In a request for information published last week, the National Institutes on Health (NIH) indicated that marijuana has been used for thousands of years for therapeutic purposes despite the lack of sufficient data supporting such medicinal use. The agency is now looking to identify the barriers that have been making it hard for the scientific community to study this plant and its constituents.
In that notice, the top federal agency revealed that eight agencies under its umbrella are partnering in this effort to collect information spelling out why conducting cannabis research is difficult. The barriers could include the current federal classification of the substance as a Schedule 1 drug.

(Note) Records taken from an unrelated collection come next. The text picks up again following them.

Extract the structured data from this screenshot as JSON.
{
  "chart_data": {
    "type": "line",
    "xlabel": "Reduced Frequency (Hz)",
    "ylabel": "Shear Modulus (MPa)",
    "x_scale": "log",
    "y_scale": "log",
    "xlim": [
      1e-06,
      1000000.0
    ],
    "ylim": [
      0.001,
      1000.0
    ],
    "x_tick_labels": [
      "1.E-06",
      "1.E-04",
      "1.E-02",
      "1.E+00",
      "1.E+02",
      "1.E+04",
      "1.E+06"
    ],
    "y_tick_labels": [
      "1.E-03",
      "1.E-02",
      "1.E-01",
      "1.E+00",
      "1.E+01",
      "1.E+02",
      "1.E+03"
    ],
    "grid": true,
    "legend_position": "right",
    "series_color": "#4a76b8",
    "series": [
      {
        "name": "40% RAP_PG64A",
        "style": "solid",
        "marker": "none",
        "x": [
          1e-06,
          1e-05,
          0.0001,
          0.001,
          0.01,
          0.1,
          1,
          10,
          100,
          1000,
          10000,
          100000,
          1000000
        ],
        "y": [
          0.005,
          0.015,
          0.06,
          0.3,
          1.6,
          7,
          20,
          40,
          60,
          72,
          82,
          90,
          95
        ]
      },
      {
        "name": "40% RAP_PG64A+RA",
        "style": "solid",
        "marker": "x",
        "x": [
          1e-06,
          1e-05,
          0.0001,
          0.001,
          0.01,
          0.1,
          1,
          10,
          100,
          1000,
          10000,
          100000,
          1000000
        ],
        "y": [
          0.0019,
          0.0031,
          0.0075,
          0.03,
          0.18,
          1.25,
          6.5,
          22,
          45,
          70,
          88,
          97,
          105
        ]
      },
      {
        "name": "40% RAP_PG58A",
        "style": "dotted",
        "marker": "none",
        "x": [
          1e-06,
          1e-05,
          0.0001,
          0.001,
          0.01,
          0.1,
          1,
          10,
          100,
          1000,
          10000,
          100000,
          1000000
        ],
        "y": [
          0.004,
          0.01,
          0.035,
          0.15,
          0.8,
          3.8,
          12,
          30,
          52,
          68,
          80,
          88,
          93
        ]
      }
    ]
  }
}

The NIH goes on to say that despite the fact that the U.S. Food & Drug Administration has approved therapies that are based on cannabinoids, there is no scientific basis to support some of the medical uses for which cannabis has been legalized at state level. For that reason, the agency wants to know the barriers in the way of conducting research to ascertain the specific benefits or potential risks associated with using marijuana to manage different health conditions. Such needed research would provide scientific proof of the efficacy or otherwise of marijuana for different clinical indications so that policymakers and the general population can make informed decisions.

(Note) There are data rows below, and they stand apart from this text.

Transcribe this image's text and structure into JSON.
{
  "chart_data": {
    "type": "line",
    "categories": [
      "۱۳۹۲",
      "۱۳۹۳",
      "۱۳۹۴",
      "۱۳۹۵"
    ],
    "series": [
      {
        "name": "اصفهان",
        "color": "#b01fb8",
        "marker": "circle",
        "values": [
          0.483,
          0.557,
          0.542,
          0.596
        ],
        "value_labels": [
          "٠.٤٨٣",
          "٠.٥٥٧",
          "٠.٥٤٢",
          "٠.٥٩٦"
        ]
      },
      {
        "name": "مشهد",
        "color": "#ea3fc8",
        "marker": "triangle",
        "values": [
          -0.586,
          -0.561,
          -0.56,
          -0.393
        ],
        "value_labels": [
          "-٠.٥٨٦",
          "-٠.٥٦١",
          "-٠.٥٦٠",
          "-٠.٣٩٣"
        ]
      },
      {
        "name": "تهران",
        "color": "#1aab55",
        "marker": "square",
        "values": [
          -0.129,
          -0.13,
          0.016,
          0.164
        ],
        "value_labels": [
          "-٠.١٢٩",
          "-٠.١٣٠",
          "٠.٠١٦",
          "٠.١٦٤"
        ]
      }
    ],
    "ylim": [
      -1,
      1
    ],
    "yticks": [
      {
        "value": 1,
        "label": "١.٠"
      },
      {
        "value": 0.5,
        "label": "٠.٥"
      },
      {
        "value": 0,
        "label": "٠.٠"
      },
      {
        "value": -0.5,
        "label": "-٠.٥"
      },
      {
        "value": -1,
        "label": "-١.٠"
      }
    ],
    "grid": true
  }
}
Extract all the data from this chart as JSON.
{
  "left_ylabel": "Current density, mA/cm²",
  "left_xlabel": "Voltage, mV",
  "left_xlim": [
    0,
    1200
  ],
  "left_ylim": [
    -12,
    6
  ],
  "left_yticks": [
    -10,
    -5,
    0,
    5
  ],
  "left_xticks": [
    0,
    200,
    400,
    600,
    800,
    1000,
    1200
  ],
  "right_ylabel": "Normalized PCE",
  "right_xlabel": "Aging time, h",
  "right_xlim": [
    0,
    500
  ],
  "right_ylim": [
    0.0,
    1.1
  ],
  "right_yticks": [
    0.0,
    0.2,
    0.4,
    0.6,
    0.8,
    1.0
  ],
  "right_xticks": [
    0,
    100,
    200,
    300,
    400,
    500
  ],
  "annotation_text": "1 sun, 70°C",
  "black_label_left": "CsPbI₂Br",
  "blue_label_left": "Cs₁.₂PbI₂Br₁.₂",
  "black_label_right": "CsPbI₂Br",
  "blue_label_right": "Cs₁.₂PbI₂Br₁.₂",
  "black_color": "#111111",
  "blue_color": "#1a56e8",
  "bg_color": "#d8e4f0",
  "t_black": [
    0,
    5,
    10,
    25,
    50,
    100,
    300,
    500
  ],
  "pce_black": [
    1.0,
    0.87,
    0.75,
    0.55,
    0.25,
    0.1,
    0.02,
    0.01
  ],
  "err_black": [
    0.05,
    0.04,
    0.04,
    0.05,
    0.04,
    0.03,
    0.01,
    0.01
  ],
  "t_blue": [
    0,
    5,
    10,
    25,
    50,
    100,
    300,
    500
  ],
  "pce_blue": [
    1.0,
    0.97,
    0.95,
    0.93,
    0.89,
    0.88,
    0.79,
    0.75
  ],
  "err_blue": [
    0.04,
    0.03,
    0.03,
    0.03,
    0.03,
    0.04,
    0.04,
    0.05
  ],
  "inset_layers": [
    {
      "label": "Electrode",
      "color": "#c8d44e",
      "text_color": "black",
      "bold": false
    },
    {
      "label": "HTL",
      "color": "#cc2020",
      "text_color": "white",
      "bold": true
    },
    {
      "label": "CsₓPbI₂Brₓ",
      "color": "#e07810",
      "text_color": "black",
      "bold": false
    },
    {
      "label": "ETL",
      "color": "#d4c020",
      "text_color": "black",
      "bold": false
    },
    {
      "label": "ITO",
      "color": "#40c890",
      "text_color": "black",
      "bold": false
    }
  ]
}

The notice spells out some of the barriers hindering marijuana research. These include unanticipated costs incurred during the process of obtaining a license to conduct a study on marijuana, lack of an appropriate quantity and quality of research-grade marijuana as well as a shortage of the right tools to measure different aspects of marijuana use.

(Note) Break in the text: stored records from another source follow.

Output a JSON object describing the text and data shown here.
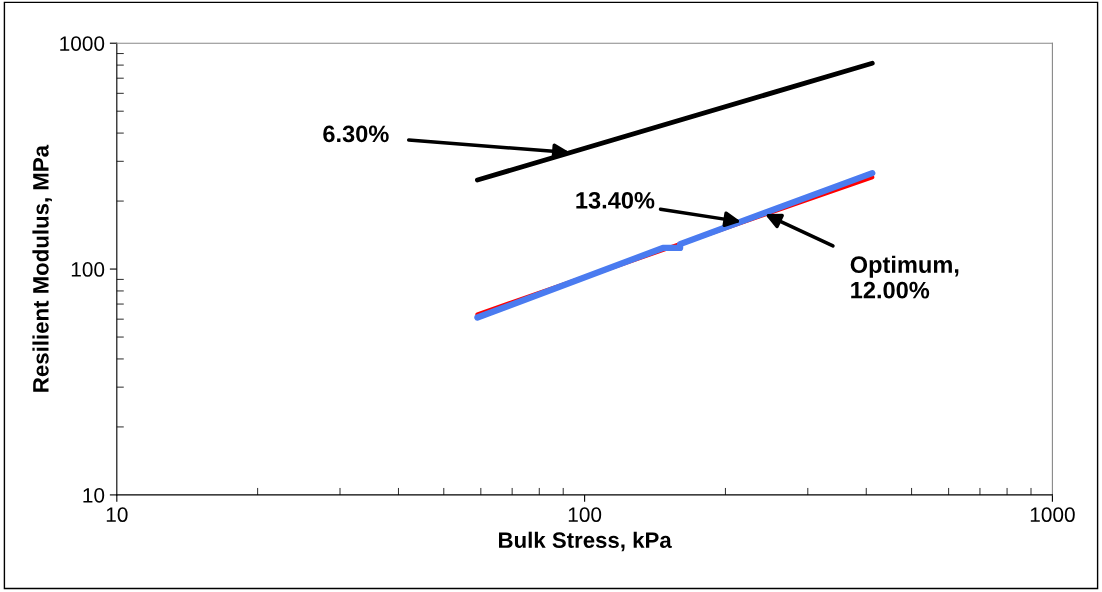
{
  "chart_data": {
    "type": "line",
    "xlabel": "Bulk Stress, kPa",
    "ylabel": "Resilient Modulus, MPa",
    "log": "xy",
    "xlim": [
      10,
      1000
    ],
    "ylim": [
      10,
      1000
    ],
    "xticks": [
      10,
      100,
      1000
    ],
    "yticks": [
      10,
      100,
      1000
    ],
    "grid": false,
    "marker": "none",
    "line_style": "solid",
    "series": [
      {
        "color": "#000000",
        "x": [
          59,
          412
        ],
        "values": [
          248,
          815
        ]
      },
      {
        "color": "#ff0000",
        "x": [
          59,
          412
        ],
        "values": [
          63,
          255
        ]
      },
      {
        "color": "#4a7bf0",
        "x": [
          59,
          147,
          160,
          160,
          412
        ],
        "values": [
          61,
          124,
          124,
          129,
          266
        ]
      }
    ],
    "annotations": [
      {
        "text": "6.30%",
        "x": 93,
        "y": 328
      },
      {
        "text": "13.40%",
        "x": 216,
        "y": 162
      },
      {
        "text": "Optimum,\n12.00%",
        "x": 243,
        "y": 175
      }
    ]
  }
}
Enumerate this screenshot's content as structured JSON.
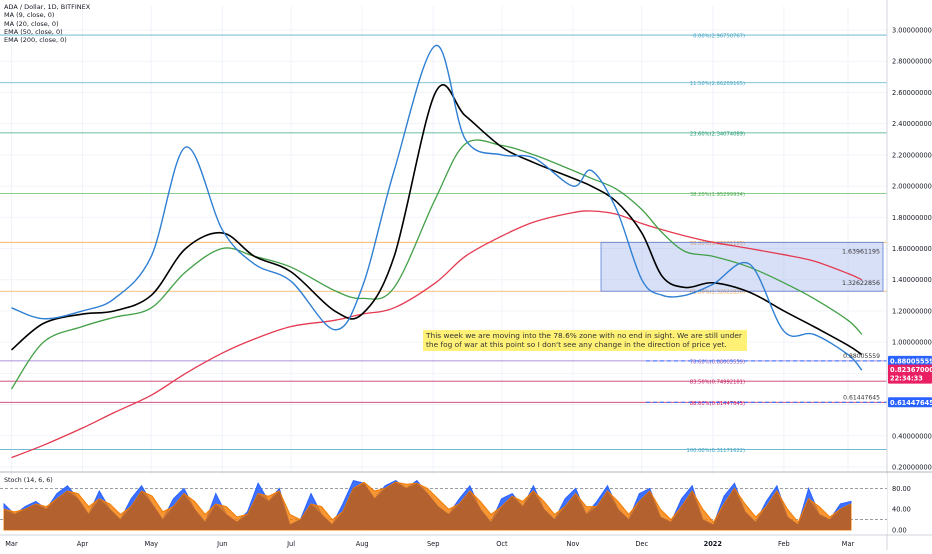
{
  "legend": [
    "ADA / Dollar, 1D, BITFINEX",
    "MA (9, close, 0)",
    "MA (20, close, 0)",
    "EMA (50, close, 0)",
    "EMA (200, close, 0)"
  ],
  "annotation": "This week we are moving into the 78.6% zone with no end in sight. We are still under the fog of war at this point so I don't see any change in the direction of price yet.",
  "price_labels": {
    "current": "0.88005559",
    "last": "0.82367000",
    "countdown": "22:34:33",
    "low": "0.61447645"
  },
  "hline_labels": {
    "upper": "0.88005559",
    "lower": "0.61447645"
  },
  "box_labels": {
    "top": "1.63961195",
    "bottom": "1.32622856"
  },
  "fib_levels": [
    {
      "label": "0.00%(2.96750767)",
      "value": 2.9675,
      "color": "#41a3c2"
    },
    {
      "label": "11.50%(2.66209165)",
      "value": 2.6621,
      "color": "#41a3c2"
    },
    {
      "label": "23.60%(2.34074089)",
      "value": 2.3407,
      "color": "#1b9b6f"
    },
    {
      "label": "38.20%(1.95299934)",
      "value": 1.953,
      "color": "#4caf50"
    },
    {
      "label": "50.00%(1.63961195)",
      "value": 1.6396,
      "color": "#f59f3b"
    },
    {
      "label": "61.80%(1.32622856)",
      "value": 1.3262,
      "color": "#f59f3b"
    },
    {
      "label": "78.60%(0.88005559)",
      "value": 0.8801,
      "color": "#7e57c2"
    },
    {
      "label": "83.50%(0.74992181)",
      "value": 0.7499,
      "color": "#c2185b"
    },
    {
      "label": "88.60%(0.61447645)",
      "value": 0.6145,
      "color": "#c2185b"
    },
    {
      "label": "100.00%(0.31171622)",
      "value": 0.3117,
      "color": "#41a3c2"
    }
  ],
  "colors": {
    "price": "#2f7fd3",
    "ma9": "#3c8ee0",
    "ma20": "#000000",
    "ema50": "#43a047",
    "ema200": "#e53950",
    "box": "#8fa7e8",
    "stoch_k": "#2962ff",
    "stoch_d": "#f57c00",
    "last_price_bg": "#e91e63",
    "hline_bg": "#2962ff"
  },
  "chart_data": {
    "type": "line",
    "y_axis_ticks": [
      "3.00000000",
      "2.80000000",
      "2.60000000",
      "2.40000000",
      "2.20000000",
      "2.00000000",
      "1.80000000",
      "1.60000000",
      "1.40000000",
      "1.20000000",
      "1.00000000",
      "0.80000000",
      "0.60000000",
      "0.40000000",
      "0.20000000"
    ],
    "ylim": [
      0.2,
      3.0
    ],
    "x_tick_labels": [
      "Mar",
      "Apr",
      "May",
      "Jun",
      "Jul",
      "Aug",
      "Sep",
      "Oct",
      "Nov",
      "Dec",
      "2022",
      "Feb",
      "Mar"
    ],
    "x": [
      "2021-03-01",
      "2021-03-15",
      "2021-04-01",
      "2021-04-15",
      "2021-05-01",
      "2021-05-16",
      "2021-06-01",
      "2021-06-15",
      "2021-07-01",
      "2021-07-20",
      "2021-08-01",
      "2021-08-15",
      "2021-09-02",
      "2021-09-15",
      "2021-10-01",
      "2021-10-15",
      "2021-11-01",
      "2021-11-09",
      "2021-11-20",
      "2021-12-01",
      "2021-12-10",
      "2021-12-20",
      "2022-01-01",
      "2022-01-17",
      "2022-02-01",
      "2022-02-14",
      "2022-03-01",
      "2022-03-07"
    ],
    "series": [
      {
        "name": "ADA / Dollar",
        "values": [
          1.22,
          1.15,
          1.2,
          1.28,
          1.55,
          2.25,
          1.72,
          1.5,
          1.39,
          1.08,
          1.35,
          2.1,
          2.9,
          2.3,
          2.2,
          2.18,
          2.0,
          2.1,
          1.85,
          1.4,
          1.3,
          1.3,
          1.37,
          1.5,
          1.07,
          1.05,
          0.92,
          0.82
        ]
      },
      {
        "name": "MA (20, close, 0)",
        "values": [
          0.95,
          1.12,
          1.18,
          1.2,
          1.3,
          1.6,
          1.7,
          1.55,
          1.45,
          1.2,
          1.18,
          1.55,
          2.6,
          2.45,
          2.25,
          2.15,
          2.05,
          2.0,
          1.9,
          1.7,
          1.42,
          1.35,
          1.38,
          1.32,
          1.2,
          1.1,
          0.98,
          0.92
        ]
      },
      {
        "name": "EMA (50, close, 0)",
        "values": [
          0.7,
          1.0,
          1.1,
          1.16,
          1.22,
          1.45,
          1.6,
          1.55,
          1.48,
          1.33,
          1.28,
          1.35,
          1.92,
          2.27,
          2.26,
          2.2,
          2.1,
          2.05,
          1.98,
          1.85,
          1.7,
          1.58,
          1.55,
          1.48,
          1.38,
          1.28,
          1.14,
          1.05
        ]
      },
      {
        "name": "EMA (200, close, 0)",
        "values": [
          0.26,
          0.34,
          0.45,
          0.55,
          0.66,
          0.8,
          0.93,
          1.02,
          1.1,
          1.14,
          1.18,
          1.22,
          1.38,
          1.55,
          1.68,
          1.77,
          1.83,
          1.84,
          1.82,
          1.76,
          1.72,
          1.68,
          1.64,
          1.6,
          1.56,
          1.52,
          1.44,
          1.4
        ]
      }
    ]
  },
  "stoch": {
    "title": "Stoch (14, 6, 6)",
    "ticks": [
      "80.00",
      "40.00",
      "0.00"
    ],
    "ylim": [
      0,
      100
    ],
    "k": [
      50,
      30,
      45,
      55,
      40,
      70,
      85,
      60,
      30,
      75,
      40,
      20,
      60,
      85,
      50,
      20,
      60,
      80,
      40,
      15,
      70,
      30,
      15,
      35,
      90,
      55,
      80,
      10,
      20,
      70,
      30,
      10,
      50,
      95,
      90,
      60,
      85,
      95,
      80,
      95,
      70,
      45,
      30,
      60,
      85,
      40,
      15,
      60,
      70,
      45,
      85,
      40,
      20,
      60,
      80,
      30,
      55,
      85,
      40,
      20,
      70,
      80,
      25,
      15,
      60,
      85,
      20,
      10,
      65,
      90,
      35,
      15,
      55,
      85,
      25,
      10,
      80,
      30,
      20,
      50,
      55
    ],
    "d": [
      40,
      35,
      40,
      50,
      45,
      60,
      75,
      70,
      45,
      60,
      50,
      30,
      45,
      75,
      65,
      35,
      45,
      70,
      55,
      30,
      50,
      45,
      25,
      30,
      70,
      65,
      75,
      30,
      20,
      50,
      45,
      20,
      35,
      80,
      92,
      75,
      80,
      92,
      88,
      90,
      80,
      60,
      40,
      50,
      75,
      55,
      30,
      45,
      65,
      55,
      75,
      55,
      30,
      45,
      70,
      45,
      45,
      75,
      55,
      30,
      55,
      75,
      40,
      20,
      45,
      75,
      40,
      15,
      50,
      80,
      50,
      25,
      45,
      75,
      40,
      15,
      60,
      45,
      25,
      40,
      50
    ]
  }
}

The note mentioning the lack of suitable marijuana products for research may be an indirect reference to the fact that for several decades, only one government-owned facility in Mississippi was allowed to produce the marijuana used for research purposes. Numerous complaints have been voiced about the quality of this marijuana, with some saying it was closer to hemp than the marijuana people access in state-legal retail outlets. The Drug Enforcement Administration has since granted licenses to additional suppliers and manufacturers, and there is pressure to permit scientists to gain direct access to the marijuana products sold in retail outlets so that any research done reflects the realities of what people are using.
The RFI published says that the agency wants to gain a better understanding of those barriers and eventually come up with remedies to ease the work of studying marijuana. The NIH also outlined the specific aspects it was interested in obtaining input about. Those include the research gaps where data is needed, the desirable infrastructure to facilitate the needed research, how the NIH can help expand scientific research into cannabis and so on. The deadline for receiving the input is Oct. 15, 2022.
Hopefully, the information gathered will result in the implementation of much-needed reforms so that industry actors such as Prime Harvest Inc. can avoid jumping through endless hoops whenever they want to conduct studies geared at furthering their corporate goals.